Still, it had meant she couldn’t be with Joe tonight. It had meant she had to wait a little longer to be back in his bed again.

He would understand. That was never in question. He would always understand.

And besides, he’d had a wounded Freddy to manage tonight. The management, of course, being in the victorious gloating, not the actual wounds.

She smiled to herself, gazing out their window at the way the rich tapestry of deep night had started to fade, started to pale as the sun drew nearer the horizon, and she sighed. She didn’t feel at all like sleeping. She didn’t think she could, even if she tried her very best.

Besides, she’d had to tolerate quite a lot of poetry about the likes of Thaddeus Beck tonight. If a single stanza about his height or his breadth or his voice or his smolder made its way into her dreams, she might very well wake up and immediately throw herself from that same window.

How anyone could look at Beck when Joe was in the same house was beyond Ember. It seemed nonsensical.
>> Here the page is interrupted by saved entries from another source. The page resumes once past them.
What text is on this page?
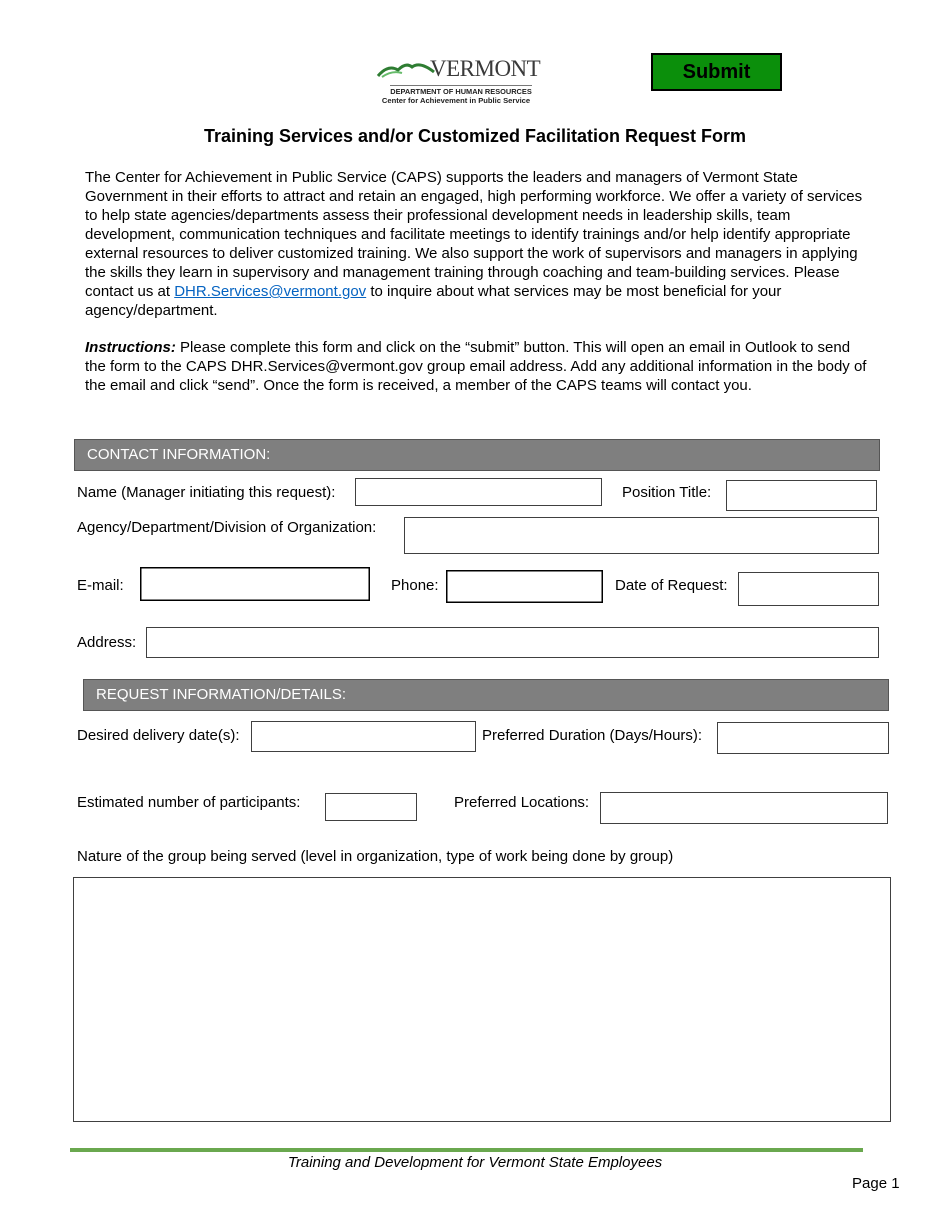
VERMONT
DEPARTMENT OF HUMAN RESOURCES
Center for Achievement in Public Service
Submit
Training Services and/or Customized Facilitation Request Form
The Center for Achievement in Public Service (CAPS) supports the leaders and managers of Vermont State Government in their efforts to attract and retain an engaged, high performing workforce. We offer a variety of services to help state agencies/departments assess their professional development needs in leadership skills, team development, communication techniques and facilitate meetings to identify trainings and/or help identify appropriate external resources to deliver customized training. We also support the work of supervisors and managers in applying the skills they learn in supervisory and management training through coaching and team-building services. Please contact us at DHR.Services@vermont.gov to inquire about what services may be most beneficial for your agency/department.
Instructions: Please complete this form and click on the “submit” button. This will open an email in Outlook to send the form to the CAPS DHR.Services@vermont.gov group email address. Add any additional information in the body of the email and click “send”. Once the form is received, a member of the CAPS teams will contact you.
CONTACT INFORMATION:
Name (Manager initiating this request):	Position Title:
Agency/Department/Division of Organization:
E-mail:	Phone:	Date of Request:
Address:
REQUEST INFORMATION/DETAILS:
Desired delivery date(s):	Preferred Duration (Days/Hours):
Estimated number of participants:	Preferred Locations:
Nature of the group being served (level in organization, type of work being done by group)
Training and Development for Vermont State Employees
Page 1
But, of course, she’d hate to find out how her affection could be compromised were Hannah to start penning prose about her man rather than her enemy.

She chuckled to herself, turning to look into the mirror, sparing only one flicking glance toward the Ace of Hearts in its corner. Her packet of mail was still sitting there, tied together with yellow twine, and there was no time like the present, she reckoned, dragging the lantern a little closer.

She snipped the knot with the little pair of scissors they’d used to trim the leaves and pulled the thread loose, piling it to the side.

The first letter, predictably, was from Jones.

He had never been very verbose, so it did not surprise her that it read more like a page from a ledger than any sort of missive.

Numbers, games, guests, and one small note in the margin that “Withers the Lesser” had stopped by again and had been summarily removed.

Good, she thought. Jones had a way with removals.

The next letter was from Claire, who was visiting her family in London over the holidays.

It rambled for a while, recommending a long and salacious array of novels she’d read on the journey from the Cotswolds, and announcing Lady Bentley’s engagement with the hushed giddiness of a woman who lived for romantic stories.

The last letter was from Millie and, in true Millie fashion, it was very long and well-written. Ember took that one with her to the bed, leaning back against the pillows to take it in before attempting to close her eyes.

She couldn’t have known, of course, that the contents of that letter would steal any last hopes she’d had of sleeping that night.

Millie Murphy, sainted busybody and professional snoop, may well have solved all of Ember’s problems in just a couple of strokes of her pen.